LaDuke’s role in the Dakota Access Pipeline protests inspired the 2017 documentary “First Daughter and the Black Snake.” In the same year, she was awarded the University of California's prestigious Alice and Clifford Spendlove Prize in Social Justice, Diplomacy, and Tolerance.

Beyond her activism, Winona LaDuke has authored six nonfiction titles, including her most recent, “To Be a Water Protector: Rise of the Wiindigoo Slayers,” which chronicles her activism in battling Line 3, an Enbridge tar sands oil pipeline in northern Minnesota. LaDuke is also the author of the novel “Last Standing Woman.”

Related engagement events

During her visit to Blacksburg, LaDuke will speak with undergraduate students about her decades of work as an activist and advocate for the environment and Native communities and meet with Native and Indigenous students, faculty, and staff for a meal and informal discussion about her role in the broader movements for Native rights and ecological conservation.

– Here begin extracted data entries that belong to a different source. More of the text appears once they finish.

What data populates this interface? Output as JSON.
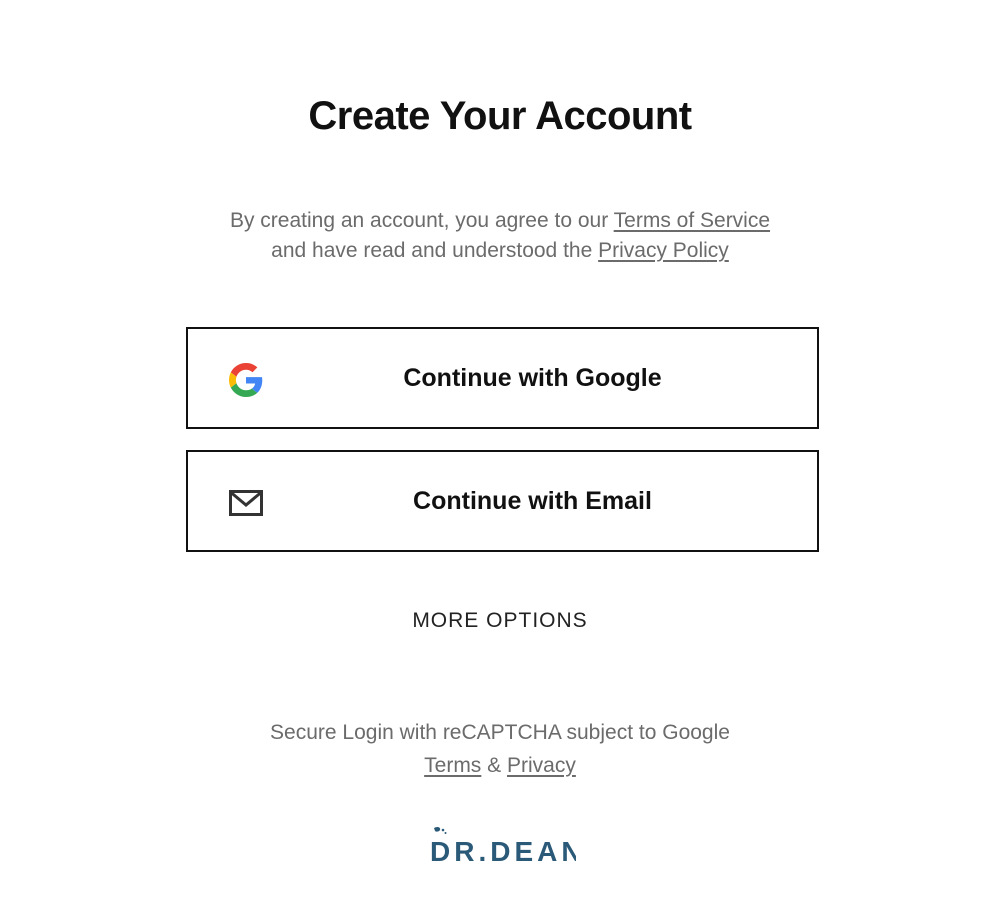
{
  "header": {
    "title": "Create Your Account"
  },
  "legal": {
    "line1_prefix": "By creating an account, you agree to our ",
    "terms_link": "Terms of Service",
    "line2_prefix": "and have read and understood the ",
    "privacy_link": "Privacy Policy"
  },
  "auth": {
    "google_label": "Continue with Google",
    "email_label": "Continue with Email",
    "more_options": "MORE OPTIONS"
  },
  "recaptcha": {
    "text": "Secure Login with reCAPTCHA subject to Google",
    "terms_link": "Terms",
    "separator": " & ",
    "privacy_link": "Privacy"
  },
  "brand": {
    "logo_text": "DR.DEAN",
    "logo_color": "#2b5a78"
  },
  "colors": {
    "google_blue": "#4285F4",
    "google_red": "#EA4335",
    "google_yellow": "#FBBC05",
    "google_green": "#34A853"
  },
  "icons": {
    "google": "google-g-icon",
    "email": "envelope-icon"
  }
}
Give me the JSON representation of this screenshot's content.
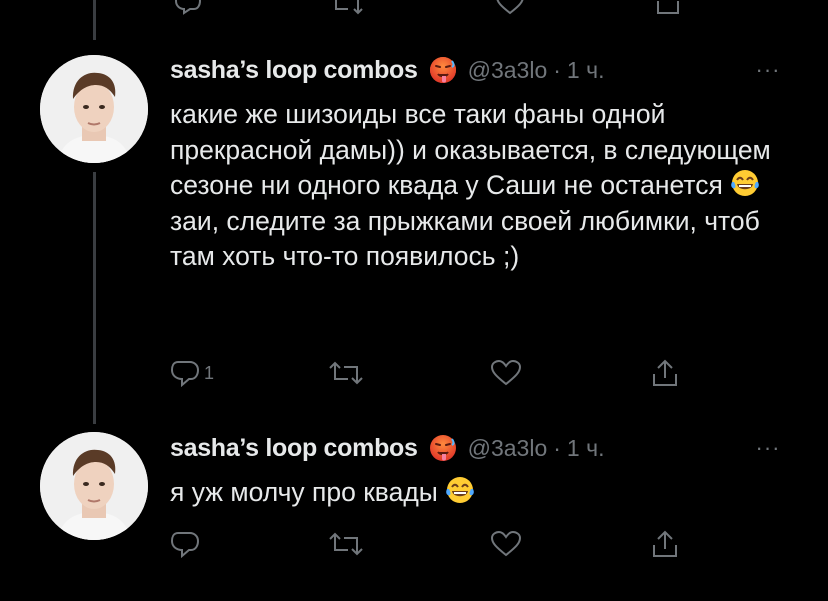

Tickets for the performance are $25 for general admission and $10 for students and youth 18 and under. Tickets can be purchased online; at the Moss Arts Center's box office, 10 a.m. to 5 p.m. Tuesday through Friday, and 10 a.m. to 4 p.m. Saturday; or by calling 540-231-5300 during box office hours. 

Venue and parking information

The performance will be held in the center’s Anne and Ellen Fife Theatre, located within the Street and Davis Performance Hall at 190 Alumni Mall. Convenient parking is available in the North End Parking Garage on Turner Street and in downtown Blacksburg. Find more parking details online.

If you are an individual with a disability and desire an accommodation, please contact Jamie Wiggert at least 10 days prior to the event at 540-231-5300 or email during regular business hours. 

Support for the performance

This performance is co-sponsored by the Virginia Tech Office of Inclusion and Diversity and Ati: Wa:oki Indigenous Community Center.